1. Have a Plan
Transamerica’s survey research shows that married couples tend to be more engaged in planning for retirement. Seventy-four percent of married workers describe themselves as “very involved in monitoring and managing their retirement savings,” compared with 62% percent of unmarried workers. Seventy-six percent of married workers discuss saving, investing, and planning for retirement with family and friends, compared with 66% of unmarried workers.
“Marriage seems to have a very positive effect on saving and planning activity,” Collinson says. “It might be that they have more ability to save, but they also are more engaged in planning. You’ll never reach a destination if you don’t have a roadmap,” she adds.
2. Focus on the Guarantees
For women, greater longevity offers good reasons to focus on maximizing guaranteed income from Social Security and defined-benefit pensions. It also offers a rationale to consider certain types of annuities.
Never-married singles can boost Social Security income through a delayed-filing strategy. That’s not to say filing early is never the right move–it makes sense if you’re in poor health or have a dire need for the income and can’t work or draw on savings. But more often than not, women will come out ahead waiting at least until their full retirement age (currently 66), or closer to 70, the last age when additional credits are available.
“When I’m talking with women about their plans, I always tell them that they have to give me a good reason not to delay filing,” says Thakor. But divorced retirees may be able to file for spousal or survivor benefits on the record of a former spouse.
Social Security’s rules require that you are currently single, and had been married to your ex at least 10 years; at least 62 years old, which is the minimum Social Security eligibility age; and not already receiving a benefit greater than the divorced spouse’s benefit. You can file for spousal benefits even if your ex isn’t receiving his or her own benefits–so long as your divorce has been final for two years. Eligibility for an ex’s benefit is lost if you remarry, and you can’t file for benefits on your new spouse’s earning record until you’ve been married to that person at least one year (Here’s a summary [PDF file] of the divorced spouse rules, courtesy of SocialSecuritySolutions.com).
If you’re fortunate enough to have a traditional pension coming, make sure to do the basic maintenance chores to ensure you get what’s coming to you. Keep good records of your employment history with the plan sponsor, along with all correspondence, notices, and documents related to the plan. Keep a copy of the summary plan description, which is available from your employer. Also, ask the plan administrator if there are any restrictions on your ability to work after you start collecting benefits, or if part of your Social Security benefits will be subtracted from your pension. A list of pension-counseling services is available from the Pension Rights Center.
Immediate income or deferred annuities offer another possible path to boosting guaranteed lifetime income, Thakor says, adding that the usual buyer concerns about tying up funds may not apply for single people. “For single people who aren’t worried about leaving a legacy to a spouse or children, the idea of an immediate fixed annuity can be a little more palatable than for couples.”
3. Weave a Health-Care Safety Net
In a health emergency, spouses and children often are the first line of defense. Single people without kids may lack that natural support network–so take the time to build one. “Thinking proactively to build out your network of friends and family can be very important,” Thakor says. “Talk with your other single friends about creating a community to help one another out if something hits.”
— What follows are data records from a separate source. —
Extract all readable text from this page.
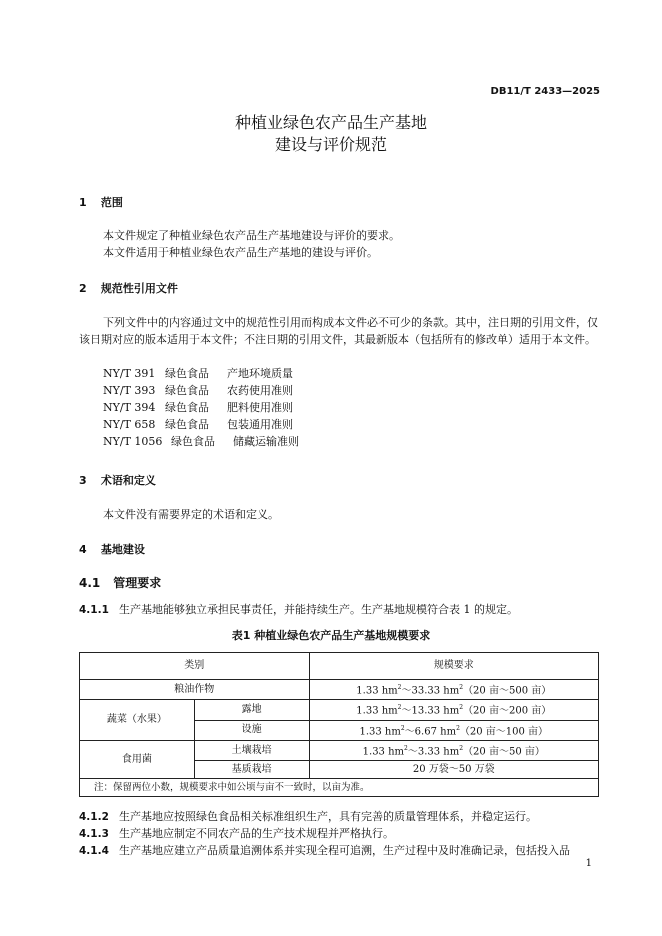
DB11/T 2433—2025
种植业绿色农产品生产基地
建设与评价规范
1 范围
本文件规定了种植业绿色农产品生产基地建设与评价的要求。
本文件适用于种植业绿色农产品生产基地的建设与评价。
2 规范性引用文件
下列文件中的内容通过文中的规范性引用而构成本文件必不可少的条款。其中，注日期的引用文件，仅该日期对应的版本适用于本文件；不注日期的引用文件，其最新版本（包括所有的修改单）适用于本文件。
NY/T 391 绿色食品 产地环境质量
NY/T 393 绿色食品 农药使用准则
NY/T 394 绿色食品 肥料使用准则
NY/T 658 绿色食品 包装通用准则
NY/T 1056 绿色食品 储藏运输准则
3 术语和定义
本文件没有需要界定的术语和定义。
4 基地建设
4.1 管理要求
4.1.1 生产基地能够独立承担民事责任，并能持续生产。生产基地规模符合表 1 的规定。
表1 种植业绿色农产品生产基地规模要求
类别		规模要求
粮油作物		1.33 $hm^2\sim 33.33$ $hm^2(20$ 亩～500 亩）
蔬菜（水果）	露地	1.33 $hm^2\sim 13.33$ $hm^2(20$ 亩～200 亩）
	设施	1.33 $hm^2\sim 6.67$ $hm^2(20$ 亩～100 亩）
食用菌	土壤栽培	1.33 $hm^2\sim 3.33$ $hm^2(20$ 亩～50 亩）
	基质栽培	20 万袋～50 万袋
注：保留两位小数，规模要求中如公顷与亩不一致时，以亩为准。		
4.1.2 生产基地应按照绿色食品相关标准组织生产，具有完善的质量管理体系，并稳定运行。
4.1.3 生产基地应制定不同农产品的生产技术规程并严格执行。
4.1.4 生产基地应建立产品质量追溯体系并实现全程可追溯，生产过程中及时准确记录，包括投入品
1
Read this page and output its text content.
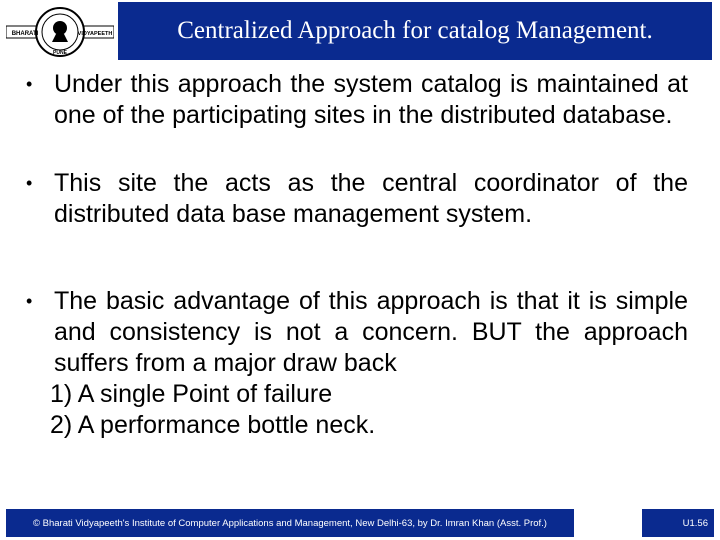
BHARATI	VIDYAPEETH
PUNE
Centralized Approach for catalog Management.
• Under this approach the system catalog is maintained at one of the participating sites in the distributed database.
• This site the acts as the central coordinator of the distributed data base management system.
• The basic advantage of this approach is that it is simple and consistency is not a concern. BUT the approach suffers from a major draw back
1) A single Point of failure
2) A performance bottle neck.
© Bharati Vidyapeeth's Institute of Computer Applications and Management, New Delhi-63, by Dr. Imran Khan (Asst. Prof.)	U1.56
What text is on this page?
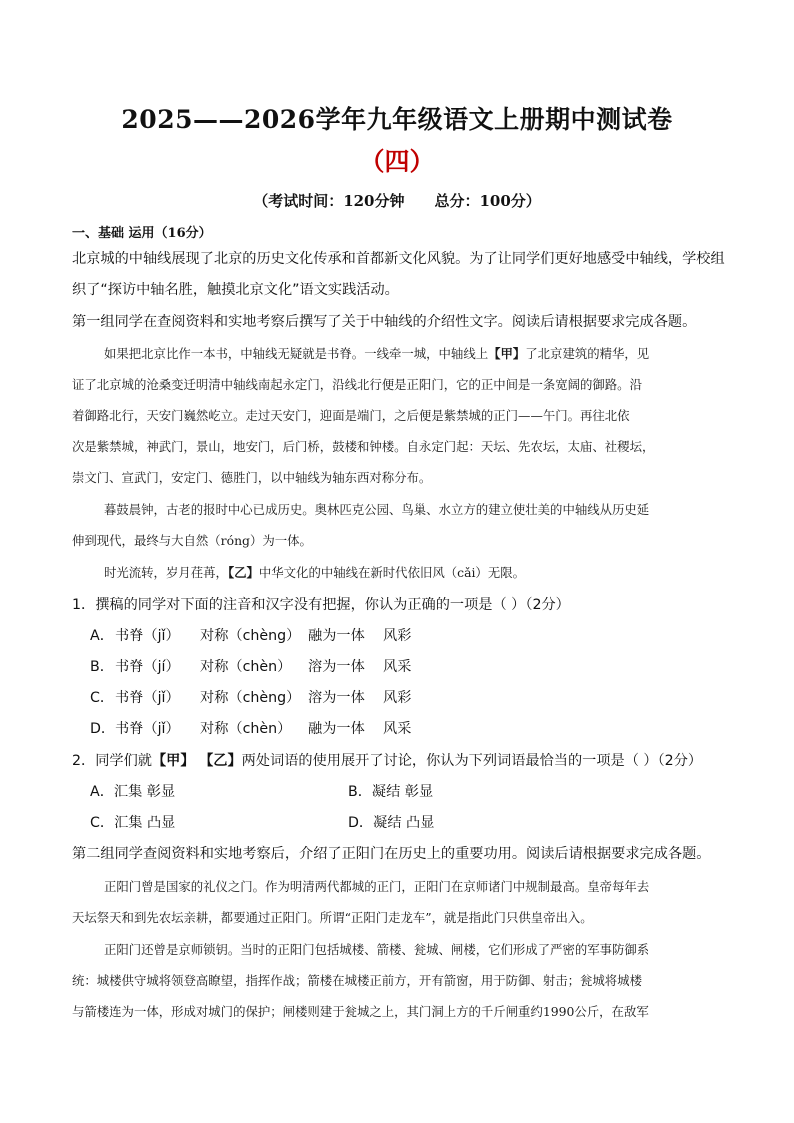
2025——2026学年九年级语文上册期中测试卷
（四）
（考试时间：120分钟 总分：100分）
一、基础 运用（16分）
北京城的中轴线展现了北京的历史文化传承和首都新文化风貌。为了让同学们更好地感受中轴线，学校组
织了“探访中轴名胜，触摸北京文化”语文实践活动。
第一组同学在查阅资料和实地考察后撰写了关于中轴线的介绍性文字。阅读后请根据要求完成各题。
如果把北京比作一本书，中轴线无疑就是书脊。一线牵一城，中轴线上【甲】了北京建筑的精华，见
证了北京城的沧桑变迁明清中轴线南起永定门，沿线北行便是正阳门，它的正中间是一条宽阔的御路。沿
着御路北行，天安门巍然屹立。走过天安门，迎面是端门，之后便是紫禁城的正门——午门。再往北依
次是紫禁城，神武门，景山，地安门，后门桥，鼓楼和钟楼。自永定门起：天坛、先农坛，太庙、社稷坛，
崇文门、宣武门，安定门、德胜门，以中轴线为轴东西对称分布。
暮鼓晨钟，古老的报时中心已成历史。奥林匹克公园、鸟巢、水立方的建立使壮美的中轴线从历史延
伸到现代，最终与大自然（róng）为一体。
时光流转，岁月荏苒，【乙】中华文化的中轴线在新时代依旧风（cǎi）无限。
1．撰稿的同学对下面的注音和汉字没有把握，你认为正确的一项是（ ）（2分）
A． 书脊（jǐ） 对称（chèng） 融为一体 风彩
B． 书脊（jí） 对称（chèn） 溶为一体 风采
C． 书脊（jǐ） 对称（chèng） 溶为一体 风彩
D． 书脊（jǐ） 对称（chèn） 融为一体 风采
2．同学们就【甲】 【乙】两处词语的使用展开了讨论，你认为下列词语最恰当的一项是（ ）（2分）
A．汇集 彰显	B．凝结 彰显
C．汇集 凸显	D．凝结 凸显
第二组同学查阅资料和实地考察后，介绍了正阳门在历史上的重要功用。阅读后请根据要求完成各题。
正阳门曾是国家的礼仪之门。作为明清两代都城的正门，正阳门在京师诸门中规制最高。皇帝每年去
天坛祭天和到先农坛亲耕，都要通过正阳门。所谓“正阳门走龙车”，就是指此门只供皇帝出入。
正阳门还曾是京师锁钥。当时的正阳门包括城楼、箭楼、瓮城、闸楼，它们形成了严密的军事防御系
统：城楼供守城将领登高瞭望，指挥作战；箭楼在城楼正前方，开有箭窗，用于防御、射击；瓮城将城楼
与箭楼连为一体，形成对城门的保护；闸楼则建于瓮城之上，其门洞上方的千斤闸重约1990公斤，在敌军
The health safety net question naturally leads to the topic of a plan for financing any long-term care need that might arise. One option is to self-fund; industry experts say that in order to have a 95% chance of having sufficient resources to self-fund a long-term care need, you should be able to set aside $500,000 to $750,000 in retirement assets just for that purpose.
The other option is a long-term care insurance policy. Unfortunately, single women purchasing individual policies will find that policy prices have been rising. The industry has been moving toward differential pricing based on gender; Industry leader Genworth has rolled out gender-based pricing in 42 states, with more launching later this year.
“Single people could consider long-term care insurance, but if they can afford it, they probably don’t need it, and if they need it, they probably can’t afford it,” says Jan Cullinane, author of The Single Woman’s Guide to Retirement.
Cullinane is a fan of creative alternatives for singles that offer the added benefit of social support: NORCs (naturally occurring retirement communities) with support services; senior co-housing; a roommate who lives rent-free but helps with daily tasks; the Green House model that provides the services of a nursing home in a single-family residence; or a CCRC (continuing care retirement community).